Loose Caboose

By The Diplomat

Economic decoupling may be a dubious thesis, but there is some finance decoupling between China and the West. China’s financial structure is still emerging from its communist origins. It is far less integrated into the global structure than its commercial system. To the extent that this protects the country from some of the West’s excesses like securitisation and derivatives trade, this is probably entirely beneficial. But the need to develop a more modern financial structure remains paramount, especially as China will only have one chance to do it before the country’s population ages.

Superficially, the currencies of America and China are coupled; the yuan is still fixed against the US dollar. But in terms of financial development they are a long way apart. The yuan is fixed because China’s financial system is still not yet developed enough to float. This protects Chinese exporters from the effect of a falling greenback; they will not be priced out of the American market, but it is a mark of how different their stage of development is.

China is the opposite of America in terms of fiscal prudence. Whereas America is sucking in about $800 billion, or two thirds of the world’s excess savings, China has amassed almost $US1.5 trillion in foreign exchange reserves.

The underpinning of the banking systems in the two countries is very different. If American banks start to get into problems on their capital adequacy, as is now happening, it is perilous. Some US banks are starting to borrow from the Federal Reserve to bolster their funds, a trend that signals danger to the whole system. China’s banks, although often near insolvency, are backed by the Chinese government, which still has massive land holdings throughout the country that can be sold off if necessary.

The capital markets are very unalike. China is only starting to develop bond markets, and its equity markets are immature. Much is being done with securities regulation and the stockbroking industry to establish a Western-style financial system, but there is a long way to go. One bright sign, however, is the recent sharp rise in profits of state owned enterprises (SOEs), which have been growing at about 50 per cent. This will help deepen the capital base. It may eventually lead to the creation of a social safety net, the absence of which is a big factor influencing China’s high savings rate. As a portion of the SOE’s profits go into a national social security fund, ordinary Chinese might feel it is safer to spend.

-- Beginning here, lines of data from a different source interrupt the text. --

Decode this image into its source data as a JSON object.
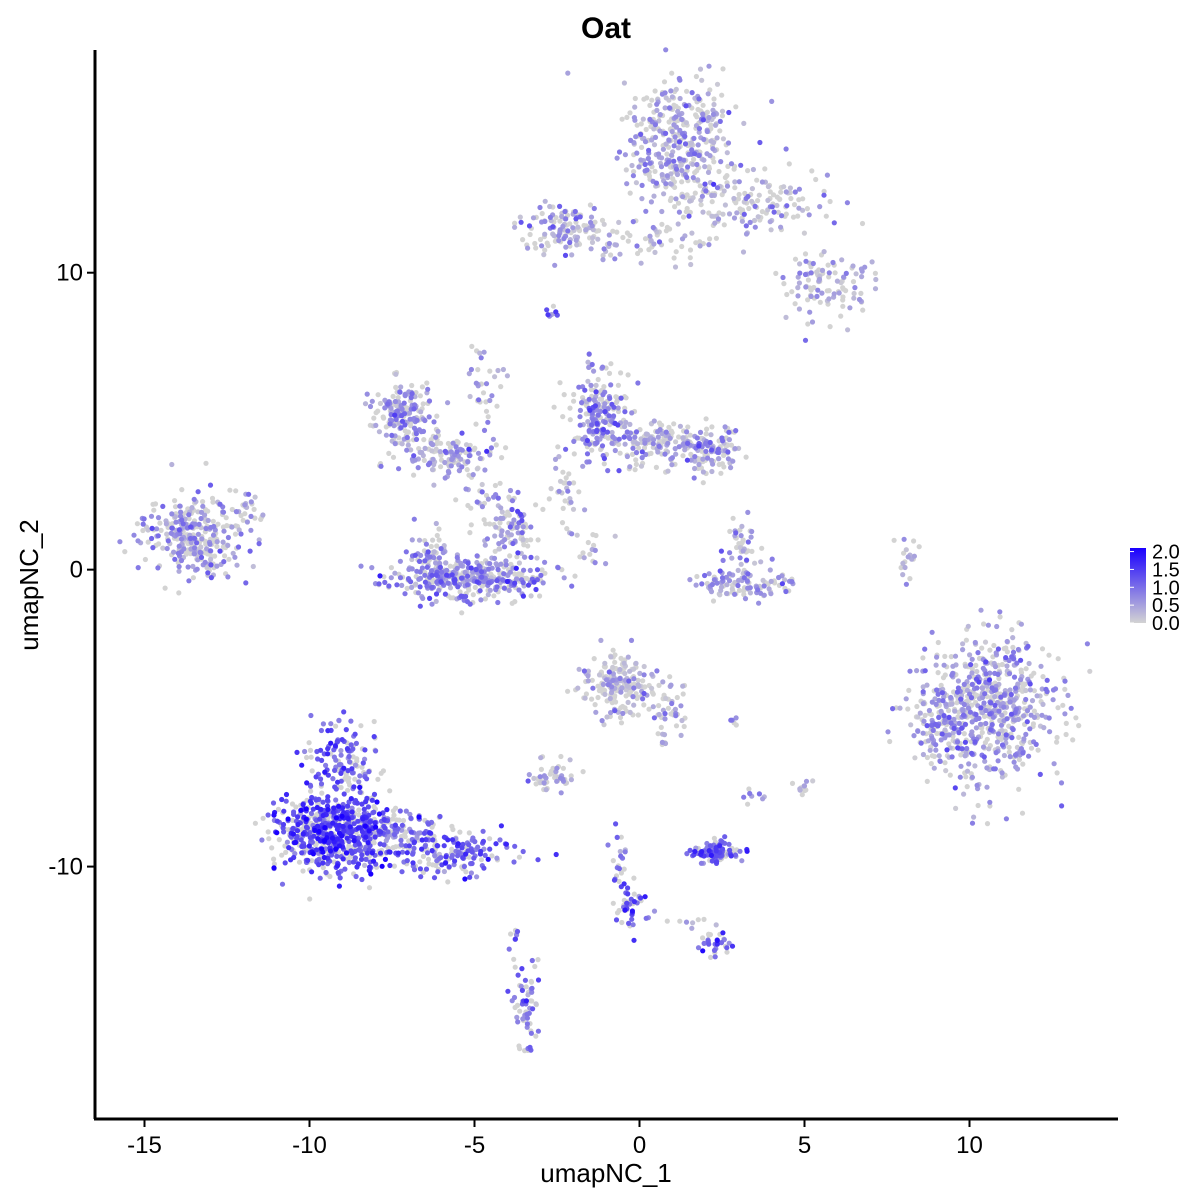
{
  "chart_data": {
    "type": "scatter",
    "title": "Oat",
    "xlabel": "umapNC_1",
    "ylabel": "umapNC_2",
    "xlim": [
      -16.5,
      14.5
    ],
    "ylim": [
      -18.5,
      17.5
    ],
    "xticks": [
      -15,
      -10,
      -5,
      0,
      5,
      10
    ],
    "yticks": [
      -10,
      0,
      10
    ],
    "tick_labels_x": [
      "-15",
      "-10",
      "-5",
      "0",
      "5",
      "10"
    ],
    "tick_labels_y": [
      "-10",
      "0",
      "10"
    ],
    "grid": false,
    "legend": {
      "placement": "right",
      "type": "colorbar",
      "range": [
        0,
        2.1
      ],
      "ticks": [
        "2.0",
        "1.5",
        "1.0",
        "0.5",
        "0.0"
      ],
      "low_color": "#d3d3d3",
      "high_color": "#1a00ff"
    },
    "clusters": [
      {
        "cx": 1.3,
        "cy": 14.3,
        "sx": 0.9,
        "sy": 1.1,
        "n": 420,
        "expr": 0.45
      },
      {
        "cx": 3.6,
        "cy": 12.3,
        "sx": 1.1,
        "sy": 0.6,
        "n": 130,
        "expr": 0.35
      },
      {
        "cx": 5.6,
        "cy": 9.6,
        "sx": 0.7,
        "sy": 0.6,
        "n": 110,
        "expr": 0.4
      },
      {
        "cx": -2.2,
        "cy": 11.5,
        "sx": 0.7,
        "sy": 0.45,
        "n": 120,
        "expr": 0.55
      },
      {
        "cx": 0.3,
        "cy": 11.0,
        "sx": 1.2,
        "sy": 0.35,
        "n": 60,
        "expr": 0.35
      },
      {
        "cx": -2.7,
        "cy": 8.6,
        "sx": 0.15,
        "sy": 0.15,
        "n": 8,
        "expr": 0.9
      },
      {
        "cx": -13.5,
        "cy": 1.1,
        "sx": 0.75,
        "sy": 0.65,
        "n": 320,
        "expr": 0.55
      },
      {
        "cx": -11.8,
        "cy": 2.0,
        "sx": 0.3,
        "sy": 0.4,
        "n": 20,
        "expr": 0.45
      },
      {
        "cx": -7.2,
        "cy": 5.3,
        "sx": 0.5,
        "sy": 0.55,
        "n": 170,
        "expr": 0.65
      },
      {
        "cx": -5.8,
        "cy": 3.9,
        "sx": 0.8,
        "sy": 0.35,
        "n": 130,
        "expr": 0.5
      },
      {
        "cx": -4.7,
        "cy": 6.0,
        "sx": 0.25,
        "sy": 1.0,
        "n": 35,
        "expr": 0.45
      },
      {
        "cx": -1.2,
        "cy": 5.3,
        "sx": 0.45,
        "sy": 0.8,
        "n": 200,
        "expr": 0.7
      },
      {
        "cx": 0.6,
        "cy": 4.3,
        "sx": 0.9,
        "sy": 0.35,
        "n": 150,
        "expr": 0.45
      },
      {
        "cx": 2.1,
        "cy": 4.0,
        "sx": 0.5,
        "sy": 0.45,
        "n": 120,
        "expr": 0.6
      },
      {
        "cx": -2.3,
        "cy": 2.8,
        "sx": 0.25,
        "sy": 0.7,
        "n": 30,
        "expr": 0.3
      },
      {
        "cx": -5.1,
        "cy": -0.3,
        "sx": 1.2,
        "sy": 0.35,
        "n": 380,
        "expr": 0.75
      },
      {
        "cx": -3.8,
        "cy": 1.3,
        "sx": 0.35,
        "sy": 0.55,
        "n": 90,
        "expr": 0.6
      },
      {
        "cx": -6.4,
        "cy": 0.5,
        "sx": 0.3,
        "sy": 0.5,
        "n": 60,
        "expr": 0.65
      },
      {
        "cx": -4.8,
        "cy": 2.2,
        "sx": 0.25,
        "sy": 0.6,
        "n": 25,
        "expr": 0.35
      },
      {
        "cx": -1.6,
        "cy": 0.8,
        "sx": 0.5,
        "sy": 0.35,
        "n": 15,
        "expr": 0.4
      },
      {
        "cx": 3.3,
        "cy": -0.5,
        "sx": 0.8,
        "sy": 0.25,
        "n": 100,
        "expr": 0.55
      },
      {
        "cx": 3.1,
        "cy": 0.8,
        "sx": 0.3,
        "sy": 0.5,
        "n": 45,
        "expr": 0.6
      },
      {
        "cx": 8.1,
        "cy": 0.3,
        "sx": 0.15,
        "sy": 0.5,
        "n": 18,
        "expr": 0.2
      },
      {
        "cx": 10.7,
        "cy": -4.7,
        "sx": 1.05,
        "sy": 1.2,
        "n": 650,
        "expr": 0.55
      },
      {
        "cx": 9.1,
        "cy": -5.4,
        "sx": 0.5,
        "sy": 0.6,
        "n": 80,
        "expr": 0.6
      },
      {
        "cx": -0.5,
        "cy": -3.9,
        "sx": 0.6,
        "sy": 0.55,
        "n": 200,
        "expr": 0.3
      },
      {
        "cx": 0.9,
        "cy": -4.8,
        "sx": 0.35,
        "sy": 0.5,
        "n": 40,
        "expr": 0.4
      },
      {
        "cx": -2.6,
        "cy": -7.0,
        "sx": 0.35,
        "sy": 0.25,
        "n": 50,
        "expr": 0.35
      },
      {
        "cx": -9.2,
        "cy": -8.8,
        "sx": 0.85,
        "sy": 0.7,
        "n": 700,
        "expr": 1.4
      },
      {
        "cx": -9.0,
        "cy": -6.3,
        "sx": 0.5,
        "sy": 0.6,
        "n": 120,
        "expr": 1.1
      },
      {
        "cx": -5.6,
        "cy": -9.5,
        "sx": 0.9,
        "sy": 0.4,
        "n": 170,
        "expr": 1.15
      },
      {
        "cx": -7.2,
        "cy": -8.8,
        "sx": 0.6,
        "sy": 0.35,
        "n": 80,
        "expr": 1.0
      },
      {
        "cx": 2.3,
        "cy": -9.5,
        "sx": 0.35,
        "sy": 0.18,
        "n": 110,
        "expr": 1.15
      },
      {
        "cx": -0.3,
        "cy": -11.3,
        "sx": 0.25,
        "sy": 0.5,
        "n": 45,
        "expr": 1.3
      },
      {
        "cx": -0.6,
        "cy": -9.9,
        "sx": 0.15,
        "sy": 0.5,
        "n": 20,
        "expr": 1.0
      },
      {
        "cx": 2.3,
        "cy": -12.6,
        "sx": 0.3,
        "sy": 0.2,
        "n": 30,
        "expr": 1.1
      },
      {
        "cx": 1.5,
        "cy": -12.0,
        "sx": 0.4,
        "sy": 0.2,
        "n": 8,
        "expr": 0.3
      },
      {
        "cx": -3.4,
        "cy": -14.8,
        "sx": 0.2,
        "sy": 0.7,
        "n": 60,
        "expr": 1.0
      },
      {
        "cx": -3.8,
        "cy": -12.5,
        "sx": 0.08,
        "sy": 0.4,
        "n": 10,
        "expr": 0.8
      },
      {
        "cx": 5.0,
        "cy": -7.3,
        "sx": 0.15,
        "sy": 0.2,
        "n": 12,
        "expr": 0.35
      },
      {
        "cx": 3.4,
        "cy": -7.6,
        "sx": 0.15,
        "sy": 0.15,
        "n": 8,
        "expr": 0.9
      },
      {
        "cx": 2.8,
        "cy": -5.1,
        "sx": 0.1,
        "sy": 0.08,
        "n": 5,
        "expr": 0.8
      }
    ]
  }
}
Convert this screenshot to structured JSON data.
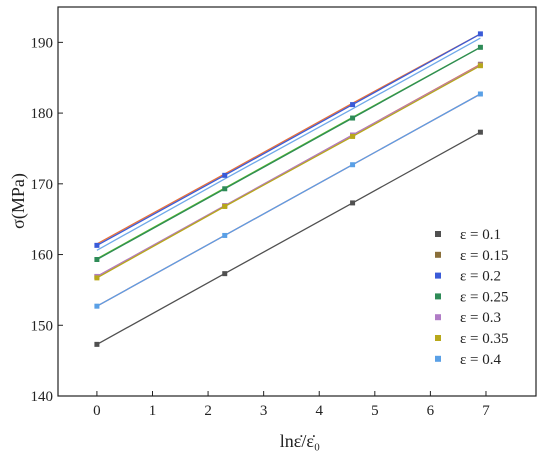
{
  "chart_data": {
    "type": "line",
    "xlabel": "lnε̇/ε̇₀",
    "ylabel": "σ(MPa)",
    "xlim": [
      -0.7,
      7.9
    ],
    "ylim": [
      140,
      195
    ],
    "xticks": [
      0,
      1,
      2,
      3,
      4,
      5,
      6,
      7
    ],
    "yticks": [
      140,
      150,
      160,
      170,
      180,
      190
    ],
    "legend_position": "bottom-right",
    "grid": false,
    "x": [
      0,
      2.3,
      4.6,
      6.9
    ],
    "series": [
      {
        "name": "ε = 0.1",
        "color": "#505050",
        "values": [
          147.3,
          157.3,
          167.3,
          177.3
        ]
      },
      {
        "name": "ε = 0.15",
        "color": "#e8703a",
        "marker_color": "#8a6f3a",
        "values": [
          156.9,
          166.9,
          176.9,
          186.9
        ]
      },
      {
        "name": "ε = 0.2",
        "color": "#3a5bd8",
        "values": [
          161.3,
          171.2,
          181.2,
          191.2
        ]
      },
      {
        "name": "ε = 0.25",
        "color": "#2e8b57",
        "values": [
          159.3,
          169.3,
          179.3,
          189.3
        ]
      },
      {
        "name": "ε = 0.3",
        "color": "#b07cc6",
        "values": [
          156.9,
          166.9,
          176.9,
          186.8
        ]
      },
      {
        "name": "ε = 0.35",
        "color": "#b8a81a",
        "values": [
          156.7,
          166.8,
          176.7,
          186.7
        ]
      },
      {
        "name": "ε = 0.4",
        "color": "#5aa0e6",
        "values": [
          152.7,
          162.7,
          172.7,
          182.7
        ]
      }
    ],
    "extra_lines": [
      {
        "color": "#e8703a",
        "values": [
          161.5,
          171.4,
          181.4,
          191.2
        ]
      },
      {
        "color": "#6fa8e8",
        "values": [
          160.6,
          170.7,
          180.6,
          190.6
        ]
      },
      {
        "color": "#5cbf2a",
        "values": [
          159.4,
          169.4,
          179.4,
          189.3
        ]
      },
      {
        "color": "#ff4d4d",
        "values": [
          152.7,
          162.7,
          172.7,
          182.7
        ]
      }
    ]
  }
}
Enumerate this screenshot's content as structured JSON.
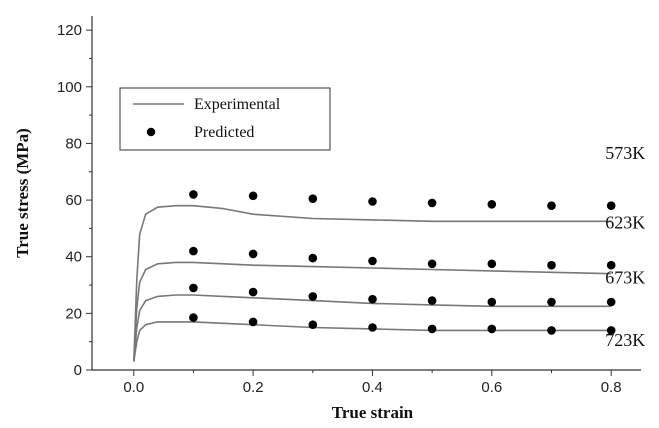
{
  "chart_data": {
    "type": "line",
    "xlabel": "True strain",
    "ylabel": "True stress (MPa)",
    "xlim": [
      -0.07,
      0.85
    ],
    "ylim": [
      0,
      125
    ],
    "xticks": [
      "0.0",
      "0.2",
      "0.4",
      "0.6",
      "0.8"
    ],
    "yticks": [
      "0",
      "20",
      "40",
      "60",
      "80",
      "100",
      "120"
    ],
    "legend": {
      "position": "upper-left",
      "entries": [
        {
          "label": "Experimental",
          "marker": "line"
        },
        {
          "label": "Predicted",
          "marker": "dot"
        }
      ]
    },
    "series": [
      {
        "name": "573K",
        "experimental": {
          "x": [
            0.0,
            0.005,
            0.01,
            0.02,
            0.04,
            0.07,
            0.1,
            0.15,
            0.2,
            0.3,
            0.4,
            0.5,
            0.6,
            0.7,
            0.8
          ],
          "y": [
            3,
            32,
            48,
            55,
            57.5,
            58,
            58,
            57,
            55,
            53.5,
            53,
            52.5,
            52.5,
            52.5,
            52.5
          ]
        },
        "predicted": {
          "x": [
            0.1,
            0.2,
            0.3,
            0.4,
            0.5,
            0.6,
            0.7,
            0.8
          ],
          "y": [
            62,
            61.5,
            60.5,
            59.5,
            59,
            58.5,
            58,
            58
          ]
        }
      },
      {
        "name": "623K",
        "experimental": {
          "x": [
            0.0,
            0.005,
            0.01,
            0.02,
            0.04,
            0.07,
            0.1,
            0.15,
            0.2,
            0.3,
            0.4,
            0.5,
            0.6,
            0.7,
            0.8
          ],
          "y": [
            3,
            22,
            31,
            35.5,
            37.5,
            38,
            38,
            37.5,
            37,
            36.5,
            36,
            35.5,
            35,
            34.5,
            34
          ]
        },
        "predicted": {
          "x": [
            0.1,
            0.2,
            0.3,
            0.4,
            0.5,
            0.6,
            0.7,
            0.8
          ],
          "y": [
            42,
            41,
            39.5,
            38.5,
            37.5,
            37.5,
            37,
            37
          ]
        }
      },
      {
        "name": "673K",
        "experimental": {
          "x": [
            0.0,
            0.005,
            0.01,
            0.02,
            0.04,
            0.07,
            0.1,
            0.15,
            0.2,
            0.3,
            0.4,
            0.5,
            0.6,
            0.7,
            0.8
          ],
          "y": [
            3,
            15,
            21,
            24.5,
            26,
            26.5,
            26.5,
            26,
            25.5,
            24.5,
            23.5,
            23,
            22.5,
            22.5,
            22.5
          ]
        },
        "predicted": {
          "x": [
            0.1,
            0.2,
            0.3,
            0.4,
            0.5,
            0.6,
            0.7,
            0.8
          ],
          "y": [
            29,
            27.5,
            26,
            25,
            24.5,
            24,
            24,
            24
          ]
        }
      },
      {
        "name": "723K",
        "experimental": {
          "x": [
            0.0,
            0.005,
            0.01,
            0.02,
            0.04,
            0.07,
            0.1,
            0.15,
            0.2,
            0.3,
            0.4,
            0.5,
            0.6,
            0.7,
            0.8
          ],
          "y": [
            3,
            10,
            14,
            16,
            17,
            17,
            17,
            16.5,
            16,
            15,
            14.5,
            14,
            14,
            14,
            14
          ]
        },
        "predicted": {
          "x": [
            0.1,
            0.2,
            0.3,
            0.4,
            0.5,
            0.6,
            0.7,
            0.8
          ],
          "y": [
            18.5,
            17,
            16,
            15,
            14.5,
            14.5,
            14,
            14
          ]
        }
      }
    ],
    "annotations": [
      {
        "text": "573K",
        "x": 0.79,
        "y": 74.5
      },
      {
        "text": "623K",
        "x": 0.79,
        "y": 50
      },
      {
        "text": "673K",
        "x": 0.79,
        "y": 30.5
      },
      {
        "text": "723K",
        "x": 0.79,
        "y": 8.5
      }
    ],
    "colors": {
      "line": "#777777",
      "marker": "#000000",
      "axis": "#333333"
    }
  }
}
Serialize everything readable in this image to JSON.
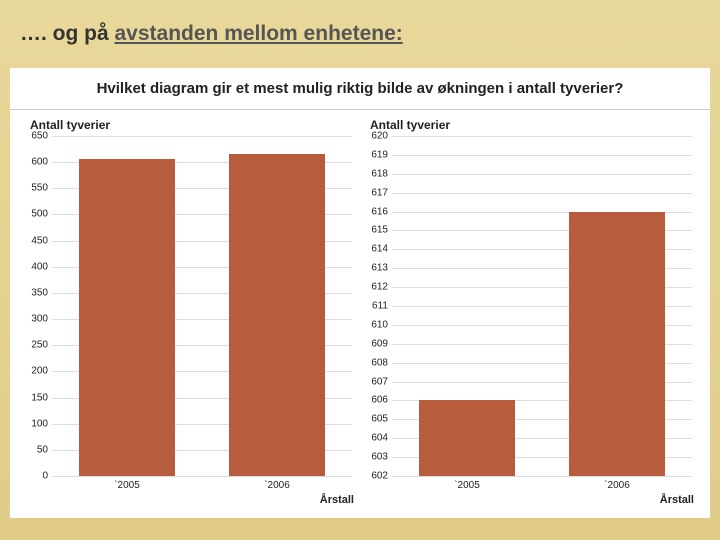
{
  "title_prefix": "…. og på ",
  "title_underlined": "avstanden mellom enhetene:",
  "question": "Hvilket diagram gir et mest mulig riktig bilde av økningen i antall tyverier?",
  "left_chart": {
    "type": "bar",
    "title": "Antall tyverier",
    "categories": [
      "`2005",
      "`2006"
    ],
    "values": [
      606,
      616
    ],
    "ylim": [
      0,
      650
    ],
    "ytick_step": 50,
    "bar_color": "#b85c3e",
    "grid_color": "#dddddd",
    "x_axis_title": "Årstall"
  },
  "right_chart": {
    "type": "bar",
    "title": "Antall tyverier",
    "categories": [
      "`2005",
      "`2006"
    ],
    "values": [
      606,
      616
    ],
    "ylim": [
      602,
      620
    ],
    "ytick_step": 1,
    "bar_color": "#b85c3e",
    "grid_color": "#dddddd",
    "x_axis_title": "Årstall"
  },
  "background_color": "#e8d89a",
  "panel_background": "#ffffff",
  "label_fontsize": 10,
  "title_fontsize": 21
}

Even the much-touted high levels of foreign direct investment (FDI) into China are very unlike Western countries’ FDI. China’s Ministry of Commerce claims that foreign direct investment rose 13.6 per cent to $US74.7 billion last year. But the figure is inflated by mainland Chinese money being sent through offshore tax havens to take advantage of tax incentives for foreign investors. According to the Department of Foreign Investment Administration, investments channelled through havens such as the British Virgin Islands, Cayman Islands, Mauritius and Samoa jumped 37 per cent last year to account for more than a quarter of all the flows. When FDI from Hong Kong is added in, it is estimated that as much as two thirds of FDI is Chinese mainlanders pursuing tax minimisation.

For Australia, which heavily depends on China’s growth continuing, the prospects do not seem as troubling as it would be if the country depended on American growth. Most Australian economists agree that Australia will take some time to be affected by the American downturn. The demand for energy in China will remain, and with such a high proportion of the economy devoted to investment, the surge in demand for minerals is likely to continue. And even if there is a short term easing in commodity prices, the underlying supply and demand patterns suggest it will be only temporary.

The more interesting question is which strategy China will employ in the face of American economic weakness? The openness of the Chinese economy has not been principally designed to attract Western capital, but to instigate a massive technology and knowledge transfer. It has been spectacularly successful.
China now has to develop its own global firms, and start to diversify the investment of its massive financial reserves. The Chinese government has currently purchased about $US800 billion in US Treasury bonds. What will it do with its fast growing foreign exchange reserves? As Western financial institutions increasingly struggle to husband sufficient capital, the prospect for some strategic investments looms.